World Socialist Wesite
Demands for trade war measures against China are mounting in Washington as the April 15 deadline approaches for the US Treasury Department to submit its semi-annual report to Congress on currency matters. The key issue is whether to declare China a “currency manipulator” and thus open the way for retaliatory US penalties.
At a US House Ways and Means Committee hearing last week, economist Fred Bergsten claimed that the Chinese yuan was undervalued by 40 percent against the US dollar, causing large job losses in the US and a burgeoning trade deficit. He called on the Obama administration to brand China a currency manipulator as the first step toward enlisting the support of other powers to strong-arm Beijing, via the International Monetary Fund and the World Trade Organisation, into revaluing its currency.
Bergsten’s heated language is itself a symptom of rising trade war tensions.
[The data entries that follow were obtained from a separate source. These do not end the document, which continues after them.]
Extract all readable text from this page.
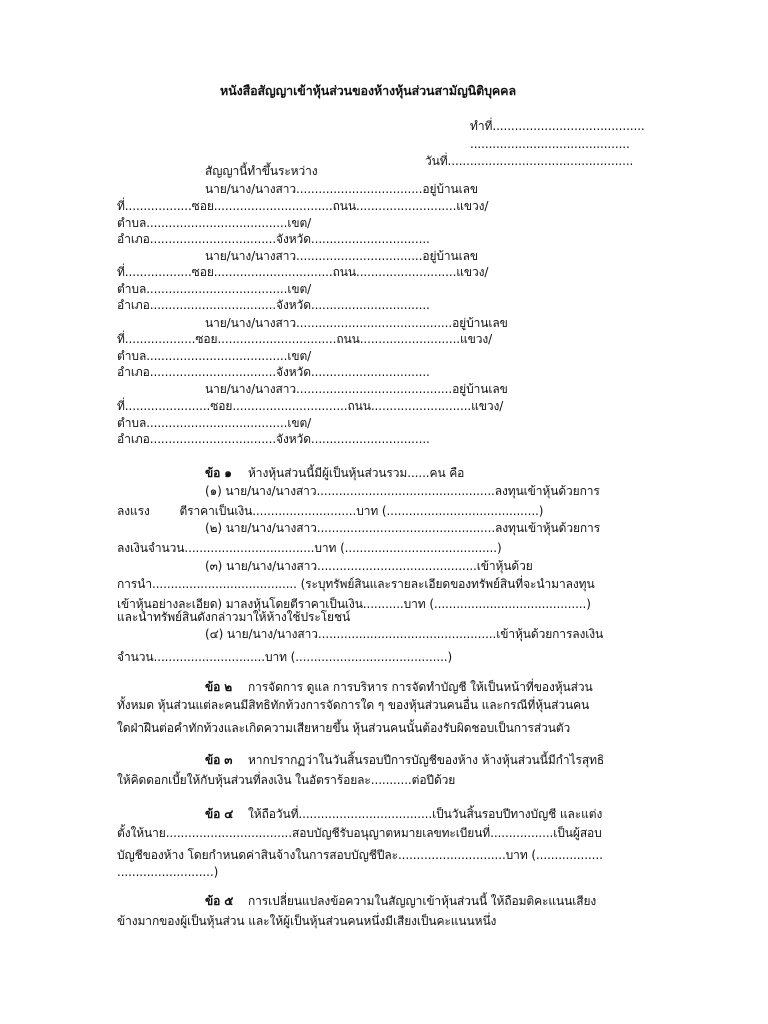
หนังสือสัญญาเข้าหุ้นส่วนของห้างหุ้นส่วนสามัญนิติบุคคล
ทำที่.........................................
...........................................
วันที่..................................................
สัญญานี้ทำขึ้นระหว่าง
นาย/นาง/นางสาว..................................อยู่บ้านเลข
ที่..................ซอย................................ถนน...........................แขวง/
ตำบล......................................เขต/
อำเภอ..................................จังหวัด................................
นาย/นาง/นางสาว..................................อยู่บ้านเลข
ที่..................ซอย................................ถนน...........................แขวง/
ตำบล......................................เขต/
อำเภอ..................................จังหวัด................................
นาย/นาง/นางสาว..........................................อยู่บ้านเลข
ที่...................ซอย................................ถนน...........................แขวง/
ตำบล......................................เขต/
อำเภอ..................................จังหวัด................................
นาย/นาง/นางสาว..........................................อยู่บ้านเลข
ที่.......................ซอย...............................ถนน...........................แขวง/
ตำบล......................................เขต/
อำเภอ..................................จังหวัด................................
ข้อ ๑ ห้างหุ้นส่วนนี้มีผู้เป็นหุ้นส่วนรวม......คน คือ
(๑) นาย/นาง/นางสาว................................................ลงทุนเข้าหุ้นด้วยการ
ลงแรง        ตีราคาเป็นเงิน............................บาท (.........................................)
(๒) นาย/นาง/นางสาว................................................ลงทุนเข้าหุ้นด้วยการ
ลงเงินจำนวน...................................บาท (.........................................)
(๓) นาย/นาง/นางสาว...........................................เข้าหุ้นด้วย
การนำ....................................... (ระบุทรัพย์สินและรายละเอียดของทรัพย์สินที่จะนำมาลงทุน
เข้าหุ้นอย่างละเอียด) มาลงหุ้นโดยตีราคาเป็นเงิน...........บาท (.........................................)
และนำทรัพย์สินดังกล่าวมาให้ห้างใช้ประโยชน์
(๔) นาย/นาง/นางสาว................................................เข้าหุ้นด้วยการลงเงิน
จำนวน..............................บาท (.........................................)
ข้อ ๒ การจัดการ ดูแล การบริหาร การจัดทำบัญชี ให้เป็นหน้าที่ของหุ้นส่วน
ทั้งหมด หุ้นส่วนแต่ละคนมีสิทธิทักท้วงการจัดการใด ๆ ของหุ้นส่วนคนอื่น และกรณีที่หุ้นส่วนคน
ใดฝ่าฝืนต่อคำทักท้วงและเกิดความเสียหายขึ้น หุ้นส่วนคนนั้นต้องรับผิดชอบเป็นการส่วนตัว
ข้อ ๓ หากปรากฏว่าในวันสิ้นรอบปีการบัญชีของห้าง ห้างหุ้นส่วนนี้มีกำไรสุทธิ
ให้คิดดอกเบี้ยให้กับหุ้นส่วนที่ลงเงิน ในอัตราร้อยละ...........ต่อปีด้วย
ข้อ ๔ ให้ถือวันที่....................................เป็นวันสิ้นรอบปีทางบัญชี และแต่ง
ตั้งให้นาย..................................สอบบัญชีรับอนุญาตหมายเลขทะเบียนที่.................เป็นผู้สอบ
บัญชีของห้าง โดยกำหนดค่าสินจ้างในการสอบบัญชีปีละ.............................บาท (..................
..........................)
ข้อ ๕ การเปลี่ยนแปลงข้อความในสัญญาเข้าหุ้นส่วนนี้ ให้ถือมติคะแนนเสียง
ข้างมากของผู้เป็นหุ้นส่วน และให้ผู้เป็นหุ้นส่วนคนหนึ่งมีเสียงเป็นคะแนนหนึ่ง
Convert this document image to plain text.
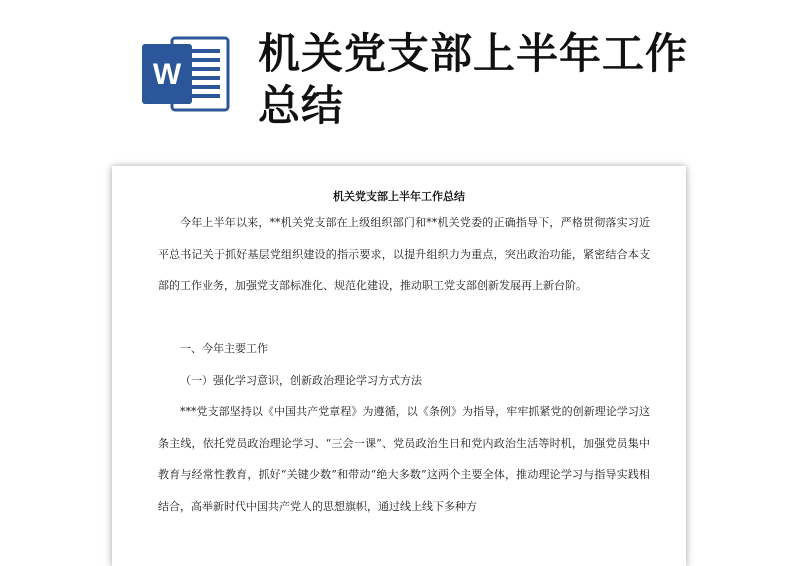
W 机关党支部上半年工作总结
机关党支部上半年工作总结

今年上半年以来，**机关党支部在上级组织部门和**机关党委的正确指导下，严格贯彻落实习近平总书记关于抓好基层党组织建设的指示要求，以提升组织力为重点，突出政治功能，紧密结合本支部的工作业务，加强党支部标准化、规范化建设，推动职工党支部创新发展再上新台阶。

一、今年主要工作

（一）强化学习意识，创新政治理论学习方式方法

***党支部坚持以《中国共产党章程》为遵循，以《条例》为指导，牢牢抓紧党的创新理论学习这条主线，依托党员政治理论学习、“三会一课”、党员政治生日和党内政治生活等时机，加强党员集中教育与经常性教育，抓好“关键少数”和带动“绝大多数”这两个主要全体，推动理论学习与指导实践相结合，高举新时代中国共产党人的思想旗帜，通过线上线下多种方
Just as countries invariably go to war in the name of “peace,” so Bergsten justified US trade penalties US against China as “anti-protectionist”—a response to China’s “blatant form of protectionism” in undervaluing the yuan. Bergsten’s “multilateral” approach, appealing for European support in particular, seeks to ensure “maximum impact” and minimise Beijing’s ability to retaliate against Washington.
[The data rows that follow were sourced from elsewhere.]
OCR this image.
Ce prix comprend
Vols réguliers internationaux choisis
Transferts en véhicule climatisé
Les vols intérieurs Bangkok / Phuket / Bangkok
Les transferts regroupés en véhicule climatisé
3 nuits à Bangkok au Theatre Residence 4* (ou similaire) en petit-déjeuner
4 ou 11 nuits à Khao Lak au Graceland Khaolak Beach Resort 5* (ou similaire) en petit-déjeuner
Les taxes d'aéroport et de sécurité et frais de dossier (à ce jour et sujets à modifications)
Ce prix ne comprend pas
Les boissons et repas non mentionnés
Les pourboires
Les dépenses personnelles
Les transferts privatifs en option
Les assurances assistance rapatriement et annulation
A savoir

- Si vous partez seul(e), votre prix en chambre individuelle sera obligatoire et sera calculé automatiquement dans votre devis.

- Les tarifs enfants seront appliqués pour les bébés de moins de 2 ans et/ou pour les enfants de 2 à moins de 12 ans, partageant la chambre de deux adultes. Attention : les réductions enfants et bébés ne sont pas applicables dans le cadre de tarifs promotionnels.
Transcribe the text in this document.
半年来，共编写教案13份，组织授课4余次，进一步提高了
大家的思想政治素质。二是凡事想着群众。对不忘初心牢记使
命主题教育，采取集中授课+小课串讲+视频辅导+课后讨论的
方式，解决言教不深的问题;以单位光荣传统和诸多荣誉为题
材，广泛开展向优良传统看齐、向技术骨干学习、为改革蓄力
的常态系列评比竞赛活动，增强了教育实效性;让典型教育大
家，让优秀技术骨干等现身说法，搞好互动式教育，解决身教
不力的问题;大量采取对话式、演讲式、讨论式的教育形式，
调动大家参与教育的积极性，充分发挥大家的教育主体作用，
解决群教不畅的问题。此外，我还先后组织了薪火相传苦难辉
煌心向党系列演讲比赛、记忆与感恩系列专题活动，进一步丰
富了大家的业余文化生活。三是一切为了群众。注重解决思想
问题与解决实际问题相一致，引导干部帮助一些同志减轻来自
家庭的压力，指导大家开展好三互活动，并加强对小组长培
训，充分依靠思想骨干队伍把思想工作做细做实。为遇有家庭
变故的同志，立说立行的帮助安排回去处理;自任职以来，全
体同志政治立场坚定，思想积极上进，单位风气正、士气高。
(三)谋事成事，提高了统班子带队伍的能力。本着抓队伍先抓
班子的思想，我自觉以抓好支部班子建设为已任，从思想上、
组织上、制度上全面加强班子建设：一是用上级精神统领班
Europe, however, is mired in its own currency crisis. Conflict between European governments over an aid package to heavily indebted Greece have exposed fissures and called into question the future of the unified currency. The resulting fall in the value of the euro has assisted exporters, making European backing for any US push against China less likely. EU trade commissioner Karel De Gucht told the Financial Times: “At this moment, it is less of a political issue in Europe.”